Cette « léthargie » apparente me semble plus correspondre à une sorte de choc post traumatique suite aux événements, face à l'inconnu et au risque de mort, des courants divers et variés émergent, l'irrationnel peut parfois entraîné vers des croyances les plus radicales et irresponsables.
Au bout du compte, pour chaque situation hors norme et même à l'échelle de l'humain au quotidien, l'individualisme est la priorité !!
Réflexe primaire de survie, égoïsme, négation de l'altérité ??
Vaste débat,..... I
Il y a eu et il y aura toujours des penseurs, que ce soit des philosophes, des essayistes, des sociologues...ect, qui essaieront de décrypter les fonctionnements du genre humain dans ce qu'il est capable, pour le meilleur et souvent pour le pire, de faire pour assurer son existence.
Peu importe que l'on soit d'accord ou pas avec eux, chacun peut y trouver son compte ou pas, la question est peut-être de savoir si c'est une bonne chose que l'on réfléchisse en permanence et que des débats enflammés soient parfois nécessaires...?

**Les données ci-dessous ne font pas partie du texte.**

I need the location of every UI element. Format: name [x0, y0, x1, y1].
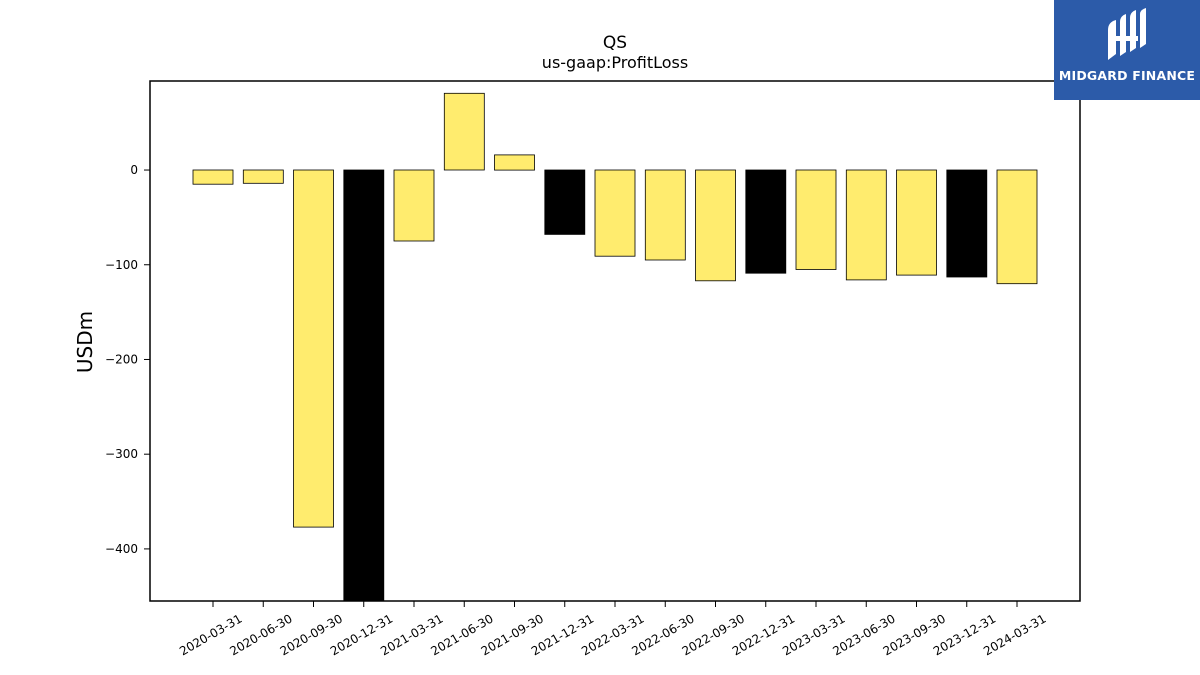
bars-group [192, 92, 1038, 602]
logo-text: MIDGARD FINANCE [1058, 68, 1196, 83]
y-tick-label: −200 [105, 352, 138, 366]
y-ticks-group: 0 −100 −200 −300 −400 [105, 163, 150, 556]
plot-frame [149, 80, 1081, 602]
bar-2023-09-30 [896, 169, 937, 276]
bar-2022-12-31 [745, 169, 787, 274]
bar-2023-03-31 [795, 169, 837, 270]
bar-2021-03-31 [393, 169, 435, 242]
bar-2022-06-30 [644, 169, 686, 261]
chart-title: QS [603, 33, 627, 53]
bar-2021-09-30 [494, 154, 535, 171]
y-tick-label: −100 [105, 258, 138, 272]
midgard-finance-logo: MIDGARD FINANCE [1054, 0, 1200, 100]
y-tick-label: −400 [105, 542, 138, 556]
bar-2023-06-30 [845, 169, 887, 281]
bar-2021-12-31 [544, 169, 586, 235]
bar-2021-06-30 [443, 92, 485, 171]
bar-2020-09-30 [293, 169, 334, 528]
bar-2020-06-30 [242, 169, 284, 184]
bar-2022-09-30 [695, 169, 736, 282]
x-ticks-group: 2020-03-312020-06-302020-09-302020-12-31… [177, 601, 1049, 658]
bar-2020-12-31 [343, 169, 385, 602]
chart-subtitle: us-gaap:ProfitLoss [542, 53, 688, 72]
bar-2022-03-31 [594, 169, 636, 257]
y-tick-label: 0 [130, 163, 138, 177]
y-axis-label: USDm [73, 311, 97, 373]
bar-2024-03-31 [996, 169, 1038, 285]
y-tick-label: −300 [105, 447, 138, 461]
bar-2023-12-31 [946, 169, 988, 278]
bar-2020-03-31 [192, 169, 234, 185]
midgard-logo-icon [1108, 8, 1146, 60]
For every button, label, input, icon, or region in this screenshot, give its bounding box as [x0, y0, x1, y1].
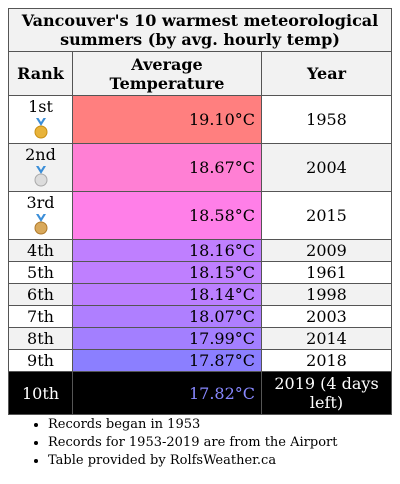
note-item: Records for 1953-2019 are from the Airpo… [48, 434, 337, 452]
year-cell: 2009 [261, 239, 392, 262]
year-cell: 2003 [261, 305, 392, 328]
table-row: 7th 18.07°C 2003 [8, 305, 392, 328]
header-temperature: Average Temperature [72, 51, 262, 96]
temperature-cell: 18.14°C [72, 283, 262, 306]
year-cell: 2014 [261, 327, 392, 350]
note-item: Table provided by RolfsWeather.ca [48, 452, 337, 470]
header-rank: Rank [8, 51, 73, 96]
rank-cell: 9th [8, 349, 73, 372]
bronze-medal-icon [34, 214, 47, 235]
year-cell: 1998 [261, 283, 392, 306]
header-year: Year [261, 51, 392, 96]
temperature-cell: 18.67°C [72, 143, 262, 192]
table-row: 3rd 18.58°C 2015 [8, 191, 392, 240]
year-cell: 2015 [261, 191, 392, 240]
note-item: Records began in 1953 [48, 416, 337, 434]
temperature-cell: 19.10°C [72, 95, 262, 144]
table-row: 2nd 18.67°C 2004 [8, 143, 392, 192]
notes-list: Records began in 1953 Records for 1953-2… [8, 416, 337, 470]
table-row: 8th 17.99°C 2014 [8, 327, 392, 350]
table-row: 1st 19.10°C 1958 [8, 95, 392, 144]
temperature-cell: 18.15°C [72, 261, 262, 284]
rank-label: 2nd [25, 145, 56, 164]
table-row-current: 10th 17.82°C 2019 (4 days left) [8, 371, 392, 415]
year-cell: 2018 [261, 349, 392, 372]
temperature-cell: 18.58°C [72, 191, 262, 240]
rank-cell: 5th [8, 261, 73, 284]
table-title: Vancouver's 10 warmest meteorological su… [8, 8, 392, 52]
rank-cell: 10th [8, 371, 73, 415]
rank-label: 3rd [26, 193, 55, 212]
rank-cell: 2nd [8, 143, 73, 192]
silver-medal-icon [34, 166, 47, 187]
rank-label: 1st [28, 97, 53, 116]
rank-cell: 3rd [8, 191, 73, 240]
temperature-cell: 18.16°C [72, 239, 262, 262]
year-cell: 1961 [261, 261, 392, 284]
summer-ranking-table: Vancouver's 10 warmest meteorological su… [8, 8, 392, 415]
rank-cell: 7th [8, 305, 73, 328]
rank-cell: 8th [8, 327, 73, 350]
rank-cell: 1st [8, 95, 73, 144]
temperature-cell: 18.07°C [72, 305, 262, 328]
table-row: 6th 18.14°C 1998 [8, 283, 392, 306]
gold-medal-icon [34, 118, 47, 139]
temperature-cell: 17.99°C [72, 327, 262, 350]
year-cell: 2004 [261, 143, 392, 192]
rank-cell: 6th [8, 283, 73, 306]
table-row: 9th 17.87°C 2018 [8, 349, 392, 372]
temperature-cell: 17.87°C [72, 349, 262, 372]
table-row: 5th 18.15°C 1961 [8, 261, 392, 284]
year-cell: 2019 (4 days left) [261, 371, 392, 415]
temperature-cell: 17.82°C [72, 371, 262, 415]
year-cell: 1958 [261, 95, 392, 144]
table-row: 4th 18.16°C 2009 [8, 239, 392, 262]
rank-cell: 4th [8, 239, 73, 262]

La remise en question est saine et nécessaire, à la seule condition qu'elle ne devienne pas le fer de lance de radicalités qui deviennent la norme et face vaciller l'équilibre très fragile de la démocratie.
Ras-le-bol de ce French bashing permanent et culpabilisant, de cette rhétorique qui veut que nous soyons LES responsables de toutes les misères du monde et que nous devrions expiés les comportements, parfois aux choix contestables, des prédécesseurs !
Certains exulte à l'idée de créer le chaos, l'anarchie, dans leurs délires post révolutionnaire, et pense avec le renversement de la preuve de la charge que les victimes sont les bourreaux et que si il y a des victimes, c'est forcément pour une cause légitime, avec cette cessité de courants politiques et médiatiques, souvent à des des fins électoralistes.
Alors je pose la question,
préférons nous vivre dans certains pays où des hordes de criminels de tous bords font leurs lois en méprisant la vie sous toutes ses formes, ou bien des pays avec un semblant d'ordre sous bannières religieuses ou idéologiques, avec des repressions féroces et un avenir mortifère ?
Je crains malheureusement que sur notre territoire nous ayons tous les cas de figure en présence, et arrêtons de croire à des situations marginales, que nous ayons qu'un « ressenti , tout cela n'est plus crédible.
Dans cette période où tout semble nous préparer à un avenir très précaire et incertain, une irritation très épidermique doit vous parcourir l'échine, avec cette campagne de préparation à l'arrivée de l'hiver,
le collectif primant sur l'individu ??
Comme si déjà un bon nombre des citoyens de notre pays ne subissaient par obligation une sobriété énergétique imposée de fait !!